Smażone kapelusze kani, czyli alternatywa dla kotletów schabowych.
Dla mnie danie idealne zarówno na ciepło jak i na zimno.
Grzybów przed smażeniem starajmy się nie myć w wodzie, chyba, że będą bardzo brudne, ale na szczęście zdarza się to bardzo rzadko bo do smażenia wykorzystujemy jedynie kapelusze, a te znajdują się najczęściej wysoko nad ziemią.
Kani nie smażcie zbyt długo, bo zrobią się gumowe i niesmaczne, wystarczy, że panierka ładnie się przyrumieni i danie gotowe.
Smacznego 🙂

SKŁADNIKI
- 4 duże kapelusze kani
- ok. 0,5 szklanki bułki tartej
- 1 jako (L) + 1 łyżka wody
- sól i pieprz
- masło klarowane lub olej rzepakowy (u mnie masło)
przygotowanie
Kanie oczyścić, najlepiej zrobić to przy pomocy kuchennego pędzla, dokładnie ,,przeczesać" kapelusze grzybów z dwóch stron.
Grzybów raczej nie myjemy pod wodą chyba, że są bardzo brudne.
Przygotować dwa średnie talerze.
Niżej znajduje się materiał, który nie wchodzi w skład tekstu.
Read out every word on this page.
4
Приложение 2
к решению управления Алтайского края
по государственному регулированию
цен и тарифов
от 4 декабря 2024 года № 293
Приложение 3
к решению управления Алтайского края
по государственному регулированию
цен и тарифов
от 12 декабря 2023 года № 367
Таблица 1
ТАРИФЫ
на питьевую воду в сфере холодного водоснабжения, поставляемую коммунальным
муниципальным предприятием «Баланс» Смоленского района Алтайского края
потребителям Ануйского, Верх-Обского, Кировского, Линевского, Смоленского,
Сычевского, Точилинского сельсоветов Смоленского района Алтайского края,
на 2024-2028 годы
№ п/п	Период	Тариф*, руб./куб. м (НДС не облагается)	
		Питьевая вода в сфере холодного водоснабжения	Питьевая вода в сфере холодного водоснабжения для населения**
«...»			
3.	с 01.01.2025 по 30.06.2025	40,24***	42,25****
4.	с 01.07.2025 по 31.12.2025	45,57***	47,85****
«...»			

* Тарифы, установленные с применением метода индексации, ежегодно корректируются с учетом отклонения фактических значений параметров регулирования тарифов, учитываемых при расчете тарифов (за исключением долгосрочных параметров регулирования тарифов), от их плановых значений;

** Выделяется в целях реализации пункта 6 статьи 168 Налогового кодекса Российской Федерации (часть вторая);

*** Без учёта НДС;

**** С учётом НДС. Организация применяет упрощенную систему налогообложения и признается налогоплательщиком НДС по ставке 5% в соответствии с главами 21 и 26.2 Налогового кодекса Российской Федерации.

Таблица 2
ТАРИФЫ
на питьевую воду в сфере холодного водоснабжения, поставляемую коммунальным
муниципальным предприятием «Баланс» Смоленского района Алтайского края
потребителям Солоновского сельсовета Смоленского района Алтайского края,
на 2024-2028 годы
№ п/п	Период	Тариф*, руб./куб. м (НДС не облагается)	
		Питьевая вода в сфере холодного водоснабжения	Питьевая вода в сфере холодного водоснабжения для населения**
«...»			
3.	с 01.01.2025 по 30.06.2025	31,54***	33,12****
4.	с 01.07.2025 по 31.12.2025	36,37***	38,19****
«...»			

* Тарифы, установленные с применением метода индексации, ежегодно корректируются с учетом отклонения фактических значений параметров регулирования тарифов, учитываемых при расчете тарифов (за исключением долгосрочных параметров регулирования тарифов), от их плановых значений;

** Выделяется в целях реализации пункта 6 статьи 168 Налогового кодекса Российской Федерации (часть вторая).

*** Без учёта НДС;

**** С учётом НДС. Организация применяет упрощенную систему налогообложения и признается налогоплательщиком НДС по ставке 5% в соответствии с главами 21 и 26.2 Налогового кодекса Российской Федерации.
Na 1. rozbełtać jajko z łyżką wody, na 2 wsypać tartą bułkę.
Na dużej patelni rozgrzać masło lub olej.
Kanie obtoczyć najpierw w jajku, a następnie w tartej bułce, od razu kłaść na gorący tłuszcz.
Smażyć na średnim ogniu przez ok. 3-4 min do zrumienienia, następnie przekręcić na drugą stronę i znowu smażyć 3-4 min.
Nie smażymy grzybów zbyt długo, żeby nie zrobiły się gumowe.
Podajemy gorące z dodatkiem zielonej sałaty i pomidorów, można oczywiście potraktować smażone kanie jak kotlety i dodać do nich purre ziemniaczane i sórówkę, np. z kiszonej kapusty.